High redshift (proto-)clusters: anecdotal or important phases?
Organizer(s) : Herve Dole (IAS), Simona Mei (GEPI)
The growth of the first dark matter halos into the first massive structures largely happens at z>2-4, when massive elliptical galaxies were forming, while baryons were filling these structures and strongly interacting with the forming galaxy populations. Understanding galaxy formation in the distant Universe is crucially connected to the study of the earliest ’forming’ clusters. High redshift galaxy clusters (z>1.5, thereafter high-z clusters) are very sensitive tracers of large-scale structure formation and evolution processes and can help understanding some of the most striking problems in today’s cosmology and extragalactic astrophysics.
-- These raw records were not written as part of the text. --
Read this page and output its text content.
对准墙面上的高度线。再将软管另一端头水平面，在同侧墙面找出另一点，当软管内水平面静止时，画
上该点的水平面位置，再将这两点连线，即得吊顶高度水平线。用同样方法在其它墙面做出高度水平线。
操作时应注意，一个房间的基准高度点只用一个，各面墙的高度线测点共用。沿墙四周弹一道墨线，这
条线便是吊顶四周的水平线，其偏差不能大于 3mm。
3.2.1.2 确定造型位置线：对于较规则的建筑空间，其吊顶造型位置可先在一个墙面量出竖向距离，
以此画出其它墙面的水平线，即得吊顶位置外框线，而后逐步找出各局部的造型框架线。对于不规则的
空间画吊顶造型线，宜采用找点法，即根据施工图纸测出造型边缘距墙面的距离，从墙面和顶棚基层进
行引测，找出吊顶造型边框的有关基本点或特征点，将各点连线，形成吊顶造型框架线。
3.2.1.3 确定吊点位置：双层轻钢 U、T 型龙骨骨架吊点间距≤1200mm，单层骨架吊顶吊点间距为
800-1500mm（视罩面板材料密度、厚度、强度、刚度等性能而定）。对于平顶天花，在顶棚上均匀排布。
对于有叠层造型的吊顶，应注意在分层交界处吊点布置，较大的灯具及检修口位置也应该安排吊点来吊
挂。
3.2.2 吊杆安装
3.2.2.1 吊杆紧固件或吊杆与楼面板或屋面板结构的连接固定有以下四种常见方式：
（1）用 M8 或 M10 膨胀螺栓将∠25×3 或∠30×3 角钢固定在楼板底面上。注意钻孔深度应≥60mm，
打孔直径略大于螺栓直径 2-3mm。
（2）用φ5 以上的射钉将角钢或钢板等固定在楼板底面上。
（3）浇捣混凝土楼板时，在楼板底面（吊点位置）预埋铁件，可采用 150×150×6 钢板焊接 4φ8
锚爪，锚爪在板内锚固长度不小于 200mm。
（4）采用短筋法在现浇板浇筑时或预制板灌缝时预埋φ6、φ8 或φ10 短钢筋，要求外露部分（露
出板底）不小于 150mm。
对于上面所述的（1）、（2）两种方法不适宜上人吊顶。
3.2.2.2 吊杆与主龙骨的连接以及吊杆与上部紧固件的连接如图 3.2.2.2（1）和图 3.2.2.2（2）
1- From the point of view of cosmology and dark matter haloes, high-z clusters may yield information on non- Gaussianities of primordial fluctuations, and can challenge the Λ Cold Dark Matter (ΛCDM) model; In particular, they may help answering the tricky question of the formation of the first dark matter haloes. Finally, clusters at lower and high-redshift have baryonic processes at play not understood and limiting the accuracy in the use of clusters scaling relations for constraining cosmological parameters.
2- From the standpoint of galaxy formation and evolution, studying massive dark matter halos may provide a wealth of observational constraints on the kinematics and evolutionary history of galaxies in massive galaxy clusters. Key questions are: what is the fate of the baryons in these early structures ? What drives the star-formation efficiency and morphological transformations ?
3- From the astrophysical processes point of view, a key question deals with the interplay of the gas. It accounts for most baryons, but many processes like pre-heating and energy injection impact the Mass Function and have implications at larger scales. In particular: how feedback affects galaxy activity of star formation vs AGN ? What is the fate of the gas ?
The search for high-z clusters and their detailed physical study can address these questions, and is a new, rapidly evolving and highly competitive field. This workshop aims at 1) providing a state-of-the art statement of current research; 2) favoring discussions, exchanges and possibly new collaborations; 3) identify key directions for future studies.